Bears' Last Stand for Elliott Wave Impulse Pattern Down
In the context of a larger corrective pattern, I have anticipated and tracked the move down from 05/02/2011 as an Elliott wave impulse pattern (5 waves). There have been a few options available for wave 4 (and 5) under this context until recently, but now I believe that only one option remains. A failure of this remaining pattern, which will occur if price rises above the wave 4 rule based limit, will result in the negation of an impulse wave down hypothesis.

Where other options, which are now negated, suggested that wave 5 down already started, this final option implies that wave 5 has not started yet. The 4th wave pattern remaining is a complex Flat pattern, and I propose it is Running Flat or an Expanded Flat.
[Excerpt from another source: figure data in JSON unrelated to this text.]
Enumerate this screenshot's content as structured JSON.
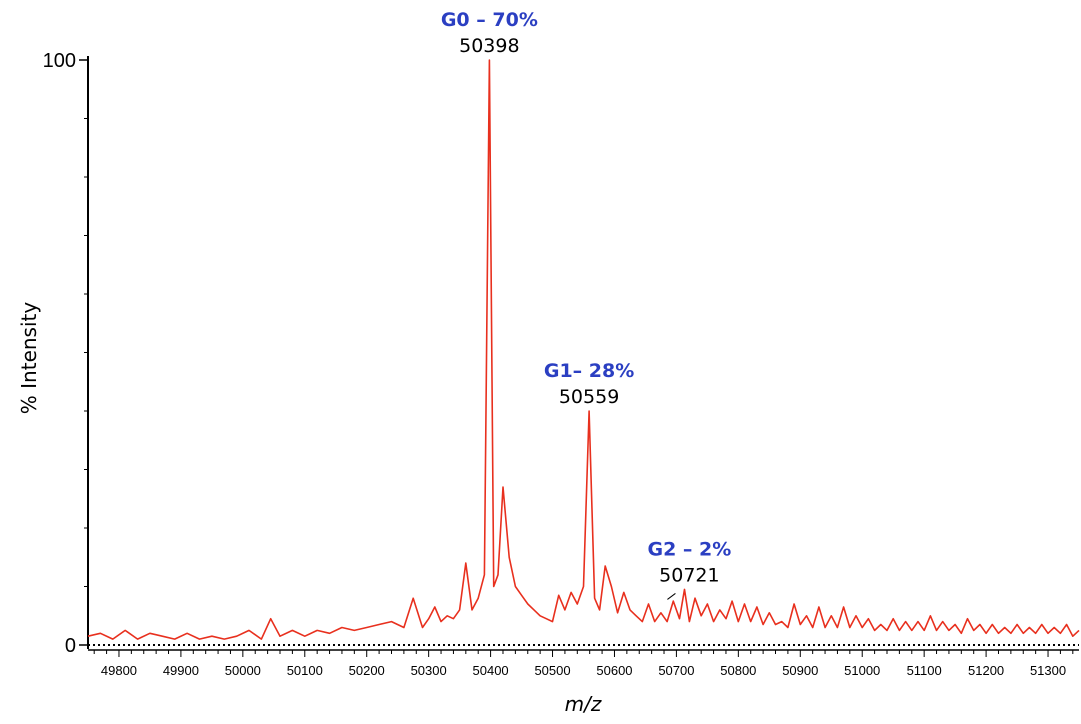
{
  "chart_data": {
    "type": "line",
    "title": "",
    "xlabel": "m/z",
    "ylabel": "% Intensity",
    "xlim": [
      49750,
      51350
    ],
    "ylim": [
      0,
      100
    ],
    "x_ticks": [
      "49800",
      "49900",
      "50000",
      "50100",
      "50200",
      "50300",
      "50400",
      "50500",
      "50600",
      "50700",
      "50800",
      "50900",
      "51000",
      "51100",
      "51200",
      "51300"
    ],
    "y_ticks": [
      "0",
      "100"
    ],
    "line_color": "#e8301e",
    "annotation_color": "#2b3fc2",
    "annotations": [
      {
        "label": "G0 – 70%",
        "mz": "50398",
        "x": 50398,
        "y": 100
      },
      {
        "label": "G1– 28%",
        "mz": "50559",
        "x": 50559,
        "y": 40
      },
      {
        "label": "G2 – 2%",
        "mz": "50721",
        "x": 50721,
        "y": 9.5
      }
    ],
    "series": [
      {
        "x": [
          49750,
          49770,
          49790,
          49810,
          49830,
          49850,
          49870,
          49890,
          49910,
          49930,
          49950,
          49970,
          49990,
          50010,
          50030,
          50045,
          50060,
          50080,
          50100,
          50120,
          50140,
          50160,
          50180,
          50200,
          50220,
          50240,
          50260,
          50275,
          50290,
          50300,
          50310,
          50320,
          50330,
          50340,
          50350,
          50360,
          50370,
          50380,
          50390,
          50398,
          50405,
          50412,
          50420,
          50430,
          50440,
          50450,
          50460,
          50470,
          50480,
          50490,
          50500,
          50510,
          50520,
          50530,
          50540,
          50550,
          50559,
          50568,
          50576,
          50585,
          50595,
          50605,
          50615,
          50625,
          50635,
          50645,
          50655,
          50665,
          50675,
          50685,
          50695,
          50705,
          50713,
          50721,
          50730,
          50740,
          50750,
          50760,
          50770,
          50780,
          50790,
          50800,
          50810,
          50820,
          50830,
          50840,
          50850,
          50860,
          50870,
          50880,
          50890,
          50900,
          50910,
          50920,
          50930,
          50940,
          50950,
          50960,
          50970,
          50980,
          50990,
          51000,
          51010,
          51020,
          51030,
          51040,
          51050,
          51060,
          51070,
          51080,
          51090,
          51100,
          51110,
          51120,
          51130,
          51140,
          51150,
          51160,
          51170,
          51180,
          51190,
          51200,
          51210,
          51220,
          51230,
          51240,
          51250,
          51260,
          51270,
          51280,
          51290,
          51300,
          51310,
          51320,
          51330,
          51340,
          51350
        ],
        "y": [
          1.5,
          2.0,
          1.0,
          2.5,
          1.0,
          2.0,
          1.5,
          1.0,
          2.0,
          1.0,
          1.5,
          1.0,
          1.5,
          2.5,
          1.0,
          4.5,
          1.5,
          2.5,
          1.5,
          2.5,
          2.0,
          3.0,
          2.5,
          3.0,
          3.5,
          4.0,
          3.0,
          8.0,
          3.0,
          4.5,
          6.5,
          4.0,
          5.0,
          4.5,
          6.0,
          14.0,
          6.0,
          8.0,
          12.0,
          100.0,
          10.0,
          12.0,
          27.0,
          15.0,
          10.0,
          8.5,
          7.0,
          6.0,
          5.0,
          4.5,
          4.0,
          8.5,
          6.0,
          9.0,
          7.0,
          10.0,
          40.0,
          8.0,
          6.0,
          13.5,
          10.0,
          5.5,
          9.0,
          6.0,
          5.0,
          4.0,
          7.0,
          4.0,
          5.5,
          4.0,
          7.5,
          4.5,
          9.5,
          4.0,
          8.0,
          5.0,
          7.0,
          4.0,
          6.0,
          4.5,
          7.5,
          4.0,
          7.0,
          4.0,
          6.5,
          3.5,
          5.5,
          3.5,
          4.0,
          3.0,
          7.0,
          3.5,
          5.0,
          3.0,
          6.5,
          3.0,
          5.0,
          3.0,
          6.5,
          3.0,
          5.0,
          3.0,
          4.5,
          2.5,
          3.5,
          2.5,
          4.5,
          2.5,
          4.0,
          2.5,
          4.0,
          2.5,
          5.0,
          2.5,
          4.0,
          2.5,
          3.5,
          2.0,
          4.5,
          2.5,
          3.5,
          2.0,
          3.5,
          2.0,
          3.0,
          2.0,
          3.5,
          2.0,
          3.0,
          2.0,
          3.5,
          2.0,
          3.0,
          2.0,
          3.5,
          1.5,
          2.5
        ]
      }
    ],
    "grid": false,
    "legend": "none"
  }
}
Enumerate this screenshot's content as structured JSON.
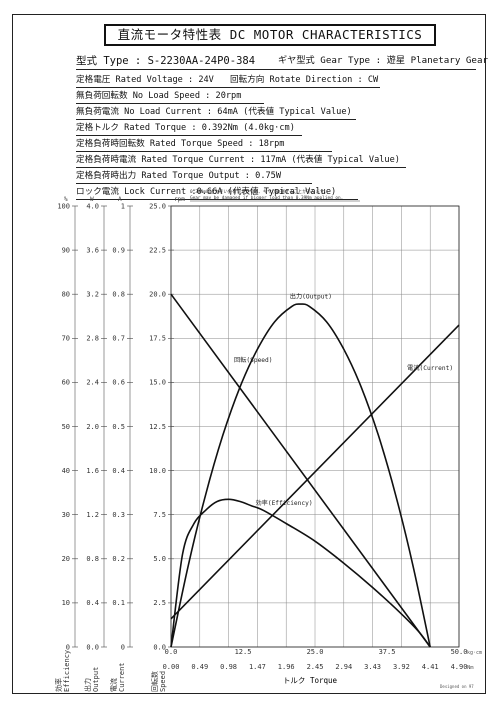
{
  "header": {
    "title": "直流モータ特性表 DC MOTOR CHARACTERISTICS",
    "type_line": "型式 Type : S-2230AA-24P0-384",
    "gear_line": "ギヤ型式 Gear Type : 遊星 Planetary Gear"
  },
  "specs": {
    "rated_voltage": "定格電圧 Rated Voltage : 24V",
    "rotate_direction": "回転方向 Rotate Direction : CW",
    "no_load_speed": "無負荷回転数 No Load Speed : 20rpm",
    "no_load_current": "無負荷電流 No Load Current : 64mA (代表値 Typical Value)",
    "rated_torque": "定格トルク Rated Torque : 0.392Nm (4.0kg·cm)",
    "rated_torque_speed": "定格負荷時回転数 Rated Torque Speed : 18rpm",
    "rated_torque_current": "定格負荷時電流 Rated Torque Current : 117mA (代表値 Typical Value)",
    "rated_torque_output": "定格負荷時出力 Rated Torque Output : 0.75W",
    "lock_current": "ロック電流 Lock Current :0.66A (代表値 Typical Value)"
  },
  "warning": {
    "jp": "0.39Nm以上大きい負荷がかかると、ギヤが破損することがあります。",
    "en": "Gear may be damaged if bigger load than 0.39Nm applied on."
  },
  "footer": {
    "signature": "Designed on 97"
  },
  "chart_data": {
    "type": "line",
    "xlabel": "トルク Torque",
    "x_units": [
      "kg·cm",
      "Nm"
    ],
    "x_ticks_kgcm": [
      "0.0",
      "12.5",
      "25.0",
      "37.5",
      "50.0"
    ],
    "x_ticks_nm": [
      "0.00",
      "0.49",
      "0.98",
      "1.47",
      "1.96",
      "2.45",
      "2.94",
      "3.43",
      "3.92",
      "4.41",
      "4.90"
    ],
    "xlim_kgcm": [
      0,
      50
    ],
    "grid": true,
    "axes": [
      {
        "id": "efficiency",
        "label": "効率 Efficiency",
        "unit": "%",
        "ticks": [
          "0",
          "10",
          "20",
          "30",
          "40",
          "50",
          "60",
          "70",
          "80",
          "90",
          "100"
        ],
        "range": [
          0,
          100
        ]
      },
      {
        "id": "output",
        "label": "出力 Output",
        "unit": "W",
        "ticks": [
          "0.0",
          "0.4",
          "0.8",
          "1.2",
          "1.6",
          "2.0",
          "2.4",
          "2.8",
          "3.2",
          "3.6",
          "4.0"
        ],
        "range": [
          0,
          4.0
        ]
      },
      {
        "id": "current",
        "label": "電流 Current",
        "unit": "A",
        "ticks": [
          "0",
          "0.1",
          "0.2",
          "0.3",
          "0.4",
          "0.5",
          "0.6",
          "0.7",
          "0.8",
          "0.9",
          "1"
        ],
        "range": [
          0,
          1
        ]
      },
      {
        "id": "speed",
        "label": "回転数 Speed",
        "unit": "rpm",
        "ticks": [
          "0.0",
          "2.5",
          "5.0",
          "7.5",
          "10.0",
          "12.5",
          "15.0",
          "17.5",
          "20.0",
          "22.5",
          "25.0"
        ],
        "range": [
          0,
          25
        ]
      }
    ],
    "series": [
      {
        "name": "回転(Speed)",
        "axis": "speed",
        "color": "#111111",
        "x": [
          0,
          45
        ],
        "y": [
          20,
          0
        ]
      },
      {
        "name": "電流(Current)",
        "axis": "current",
        "color": "#111111",
        "x": [
          0,
          50
        ],
        "y": [
          0.064,
          0.73
        ]
      },
      {
        "name": "出力(Output)",
        "axis": "output",
        "color": "#111111",
        "x": [
          0,
          3,
          6,
          9,
          12,
          15,
          18,
          21,
          22.5,
          24,
          27,
          30,
          33,
          36,
          39,
          42,
          45
        ],
        "y": [
          0,
          0.74,
          1.38,
          1.92,
          2.36,
          2.7,
          2.95,
          3.09,
          3.11,
          3.09,
          2.95,
          2.7,
          2.36,
          1.92,
          1.38,
          0.74,
          0
        ]
      },
      {
        "name": "効率(Efficiency)",
        "axis": "efficiency",
        "color": "#111111",
        "x": [
          0,
          2,
          4,
          6,
          8,
          10,
          12,
          14,
          16,
          20,
          25,
          30,
          35,
          40,
          43,
          45
        ],
        "y": [
          0,
          21,
          28,
          31,
          33,
          33.5,
          33,
          32,
          31,
          28,
          24,
          19,
          13.5,
          7.5,
          3.5,
          0
        ]
      }
    ]
  }
}
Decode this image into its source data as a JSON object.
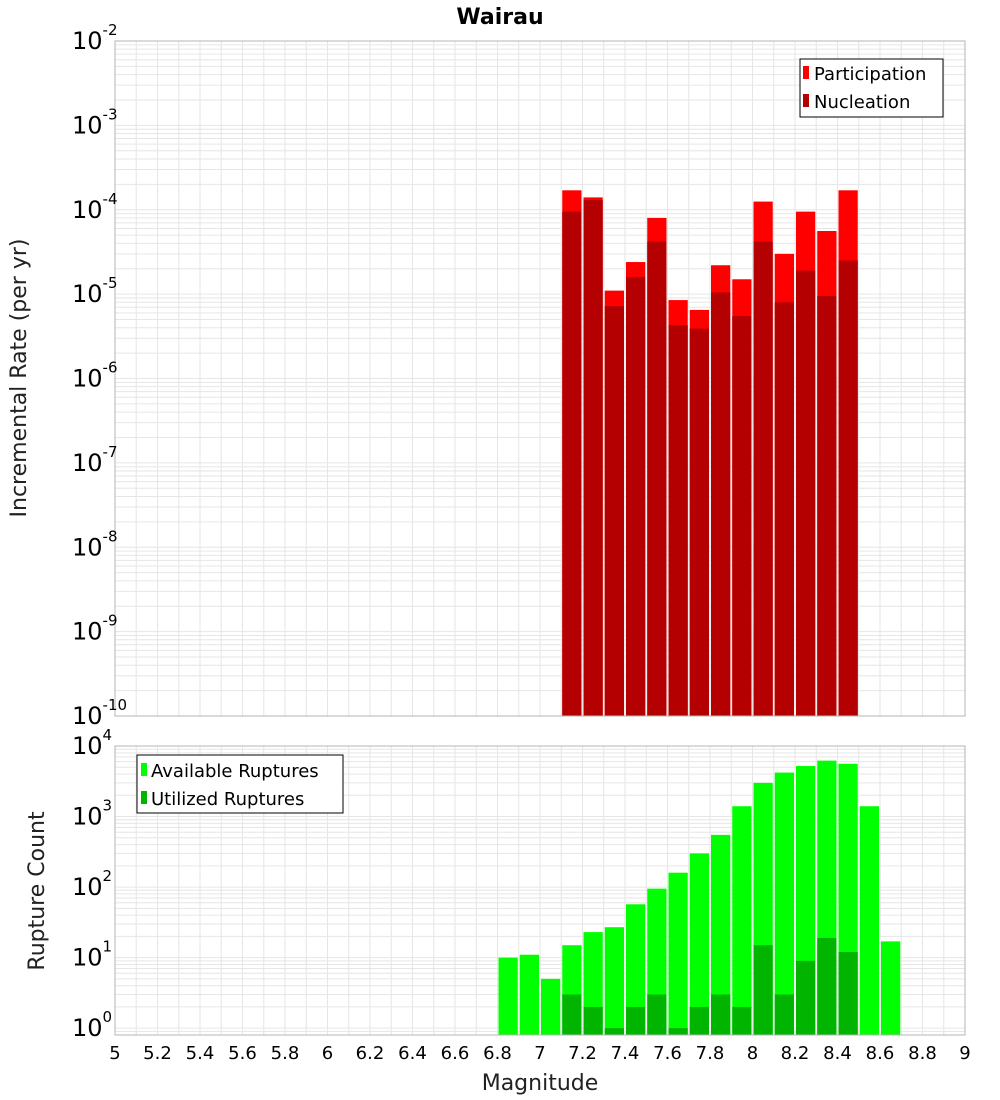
{
  "title": "Wairau",
  "xlabel": "Magnitude",
  "colors": {
    "participation": "#ff0000",
    "nucleation": "#b40000",
    "available": "#00ff00",
    "utilized": "#00b400",
    "grid": "#e6e6e6",
    "frame": "#b4b4b4"
  },
  "chart_data": [
    {
      "type": "bar",
      "ylabel": "Incremental Rate (per yr)",
      "yscale": "log",
      "ylim": [
        1e-10,
        0.01
      ],
      "xlim": [
        5,
        9
      ],
      "xticks": [
        "5",
        "5.2",
        "5.4",
        "5.6",
        "5.8",
        "6",
        "6.2",
        "6.4",
        "6.6",
        "6.8",
        "7",
        "7.2",
        "7.4",
        "7.6",
        "7.8",
        "8",
        "8.2",
        "8.4",
        "8.6",
        "8.8",
        "9"
      ],
      "yticks": [
        {
          "base": "10",
          "exp": "-2"
        },
        {
          "base": "10",
          "exp": "-3"
        },
        {
          "base": "10",
          "exp": "-4"
        },
        {
          "base": "10",
          "exp": "-5"
        },
        {
          "base": "10",
          "exp": "-6"
        },
        {
          "base": "10",
          "exp": "-7"
        },
        {
          "base": "10",
          "exp": "-8"
        },
        {
          "base": "10",
          "exp": "-9"
        },
        {
          "base": "10",
          "exp": "-10"
        }
      ],
      "legend_position": "top-right",
      "x": [
        7.15,
        7.25,
        7.35,
        7.45,
        7.55,
        7.65,
        7.75,
        7.85,
        7.95,
        8.05,
        8.15,
        8.25,
        8.35,
        8.45
      ],
      "series": [
        {
          "name": "Participation",
          "values": [
            0.00017,
            0.00014,
            1.1e-05,
            2.4e-05,
            8e-05,
            8.5e-06,
            6.5e-06,
            2.2e-05,
            1.5e-05,
            0.000125,
            3e-05,
            9.5e-05,
            5.6e-05,
            0.00017
          ]
        },
        {
          "name": "Nucleation",
          "values": [
            9.5e-05,
            0.00013,
            7.2e-06,
            1.6e-05,
            4.2e-05,
            4.3e-06,
            3.9e-06,
            1.05e-05,
            5.5e-06,
            4.2e-05,
            8e-06,
            1.9e-05,
            9.5e-06,
            2.5e-05
          ]
        }
      ]
    },
    {
      "type": "bar",
      "ylabel": "Rupture Count",
      "yscale": "log",
      "ylim": [
        0.8,
        10000
      ],
      "xlim": [
        5,
        9
      ],
      "yticks": [
        {
          "base": "10",
          "exp": "4",
          "value": 10000
        },
        {
          "base": "10",
          "exp": "3",
          "value": 1000
        },
        {
          "base": "10",
          "exp": "2",
          "value": 100
        },
        {
          "base": "10",
          "exp": "1",
          "value": 10
        },
        {
          "base": "10",
          "exp": "0",
          "value": 1
        }
      ],
      "legend_position": "top-left",
      "series": [
        {
          "name": "Available Ruptures",
          "x": [
            6.85,
            6.95,
            7.05,
            7.15,
            7.25,
            7.35,
            7.45,
            7.55,
            7.65,
            7.75,
            7.85,
            7.95,
            8.05,
            8.15,
            8.25,
            8.35,
            8.45,
            8.55,
            8.65
          ],
          "values": [
            10,
            11,
            5,
            15,
            23,
            27,
            57,
            95,
            160,
            300,
            550,
            1400,
            3000,
            4200,
            5200,
            6200,
            5600,
            1400,
            17
          ]
        },
        {
          "name": "Utilized Ruptures",
          "x": [
            7.15,
            7.25,
            7.35,
            7.45,
            7.55,
            7.65,
            7.75,
            7.85,
            7.95,
            8.05,
            8.15,
            8.25,
            8.35,
            8.45
          ],
          "values": [
            3,
            2,
            1,
            2,
            3,
            1,
            2,
            3,
            2,
            15,
            3,
            9,
            19,
            12
          ]
        }
      ]
    }
  ]
}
A Running Flat, although uncommon, would fit nicely into the context of the larger trend down and negative forces at work. It simply means that forces are skewing price down and wave c will not match or exceed the level of wave a. Notice that price is currently stalled at the intersection of the lower deviation of the regression trend channel measured from wave 1 to wave 3, and the upper deviation of the regression trend channel measured from wave a to b. This is also the .382 Fibonacci retrace level. It is my opinion that this is a good area for a Running Flat wave c reversal.
Since wave b extended lower than wave a, the second option is an Expanded Flat. An Expanded Flat could take price close to the .618 retrace level which happens to roughly coincide with the wave 4 rule break level (wave 4 should not enter price territory of wave 1).
If price moves solidly into wave 1 territory then this hypothesis is invalid. If this hypothesis is correct, then price will reverse between here and 1260 and move lower than the 10/04/2011 low. A Fibonacci measured target would be the low 1000s.